Abstract | Bibliography | Notes

Serendipity.

Le Nouveau Monde c’est l’Europe.

Rappel pour ceux qui auraient raté certains épisodes.

Image1C’est donc finalement un ancien vice-président du National Intelligence Council de la Cia qui aura lâché le morceau : le Nouveau Monde c’est l’Europe. Et tout compte fait, c’est peut-être mieux que l’argumentation vienne des États-Unis plutôt que ce ne soit un Européen qui le rappelle.

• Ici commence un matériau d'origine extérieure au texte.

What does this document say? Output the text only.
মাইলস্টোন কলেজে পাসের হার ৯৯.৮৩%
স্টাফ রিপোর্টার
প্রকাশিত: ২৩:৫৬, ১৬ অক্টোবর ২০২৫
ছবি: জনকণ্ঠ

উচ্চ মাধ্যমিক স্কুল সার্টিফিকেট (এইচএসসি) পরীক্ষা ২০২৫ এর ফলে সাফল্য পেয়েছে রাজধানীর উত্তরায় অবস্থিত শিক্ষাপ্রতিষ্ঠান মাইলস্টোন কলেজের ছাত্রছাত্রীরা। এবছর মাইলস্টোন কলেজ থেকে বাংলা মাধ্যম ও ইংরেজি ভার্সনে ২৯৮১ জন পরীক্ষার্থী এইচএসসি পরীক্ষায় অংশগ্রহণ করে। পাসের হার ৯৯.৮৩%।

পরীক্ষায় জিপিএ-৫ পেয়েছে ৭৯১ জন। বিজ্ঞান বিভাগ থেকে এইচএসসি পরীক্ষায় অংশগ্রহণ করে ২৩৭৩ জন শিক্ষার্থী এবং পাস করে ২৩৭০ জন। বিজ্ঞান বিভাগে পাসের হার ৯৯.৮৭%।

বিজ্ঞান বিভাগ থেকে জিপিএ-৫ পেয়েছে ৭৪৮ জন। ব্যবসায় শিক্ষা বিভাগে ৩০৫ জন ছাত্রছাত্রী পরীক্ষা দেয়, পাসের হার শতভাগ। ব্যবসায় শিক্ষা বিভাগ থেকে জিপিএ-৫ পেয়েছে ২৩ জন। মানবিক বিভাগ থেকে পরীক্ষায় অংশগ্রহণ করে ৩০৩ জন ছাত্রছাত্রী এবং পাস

Graham E. Fuller, analyste pour la Rand Corporation à Washington D.C., est bien connu de ceux qui suivent les revues anglophones de relations internationales. Depuis le milieu des années 1990 il a publié plusieurs articles et ouvrages particulièrement intéressants. Entre autres, avec Ian Lesser dans Foreign Affairs (mai-juin 1997), « Persian Gulf Myths » ; et un article dans le Los Angeles Times du 24 août 1998 où il pointait déjà le danger d’une politique de lutte uniquement militaire contre le terrorisme à la suite des attentats au Kenya et en Tanzanie :

« It is dangerous to divorce terrorism from politics, yet the U.S. media continue to talk about an abstract war against terrorism without mention of the issues or context that lie behind them ».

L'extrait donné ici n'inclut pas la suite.